The following is a general summary of the UK tax consequences of electing to receive Scrip Shares pursuant to the Scrip Dividend Alternative instead of the Cash Dividend and is based on current UK law and HMRC practice as at the date of this circular (which are subject to changes, possibly with retrospective effect) and applies only to Shareholders who hold their Ordinary Shares as an investment. In particular, the following does not address the position of certain classes of Shareholders, such as dealers in securities.

Any decision to elect to receive Scrip Shares will be a matter for individual determination by each Shareholder and will depend upon their circumstances, as will the precise tax consequences of such an election. The summary set out below is not exhaustive and (except where otherwise indicated) only relates to the position of UK-resident Shareholders who are the beneficial owners of their shares. Investors should consult their own professional tax advisors, however, in relation to the tax consequences of electing Scrip Shares.

Shareholders who are in any doubt as to what action to take, or who are subject to tax in a jurisdiction other than the UK, should consult an independent professional advisor.
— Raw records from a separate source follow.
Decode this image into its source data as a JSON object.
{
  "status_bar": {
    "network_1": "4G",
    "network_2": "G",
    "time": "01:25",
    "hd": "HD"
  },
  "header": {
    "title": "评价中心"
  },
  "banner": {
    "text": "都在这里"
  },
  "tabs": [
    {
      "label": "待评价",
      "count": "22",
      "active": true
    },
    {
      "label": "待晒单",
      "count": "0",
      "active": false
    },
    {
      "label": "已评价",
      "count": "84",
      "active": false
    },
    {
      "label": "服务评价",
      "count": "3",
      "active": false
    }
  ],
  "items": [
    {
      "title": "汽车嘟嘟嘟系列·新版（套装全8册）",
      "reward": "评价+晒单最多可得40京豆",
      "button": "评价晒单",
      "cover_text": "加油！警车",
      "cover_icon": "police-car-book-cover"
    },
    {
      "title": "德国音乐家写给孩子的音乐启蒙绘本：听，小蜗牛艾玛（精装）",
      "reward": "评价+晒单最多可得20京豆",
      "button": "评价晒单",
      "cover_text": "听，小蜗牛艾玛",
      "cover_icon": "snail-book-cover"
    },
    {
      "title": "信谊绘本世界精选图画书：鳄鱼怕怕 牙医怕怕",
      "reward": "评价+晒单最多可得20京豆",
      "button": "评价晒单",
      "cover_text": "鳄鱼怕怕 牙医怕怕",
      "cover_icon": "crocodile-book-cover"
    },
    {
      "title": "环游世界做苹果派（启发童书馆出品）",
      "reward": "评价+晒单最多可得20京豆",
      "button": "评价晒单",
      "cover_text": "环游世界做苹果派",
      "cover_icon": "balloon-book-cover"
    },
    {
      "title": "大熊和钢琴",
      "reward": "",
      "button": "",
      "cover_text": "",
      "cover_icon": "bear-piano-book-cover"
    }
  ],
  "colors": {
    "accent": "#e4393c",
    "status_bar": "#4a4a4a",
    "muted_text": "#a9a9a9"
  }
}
12.1. UK Taxation of Chargeable Gains

On the basis of case law, UK-resident Shareholders should not receive any income liable to UK income tax or corporation tax to the extent that they elect to receive Scrip Shares instead of the Cash Dividend. Nor should they make any disposal for chargeable gains tax purposes at the time at which the Scrip Shares are allotted. Instead the Scrip Shares and the original registered holding of Ordinary Shares (the "Original Holding") should be treated as a single holding acquired at the time of the Original Holding. There will be no allowable expenditure for chargeable gains tax purposes arising in respect of the Scrip Shares, and the allowable expenditure arising in respect of the Original Holding will be apportioned across the Original Holding and the Scrip Shares. A disposal for chargeable gains tax purposes will only arise at the time at which the Shareholder subsequently disposes of the Scrip Shares or the Original Holding (a "Subsequent Disposal").

UK-resident individual Shareholders may be subject to capital gains tax in respect of chargeable gains arising on a Subsequent Disposal depending on their individual circumstances. UK-resident corporate Shareholders may be subject to corporation tax in respect of chargeable gains arising on a Subsequent Disposal depending on their individual circumstances. UK-resident exempt funds will not be liable to tax on chargeable gains arising upon a Subsequent Disposal of investments held for the purpose of the fund.

12.2. Stamp duty

No UK stamp duty or stamp duty reserve tax will be payable on the issue of the Scrip Shares.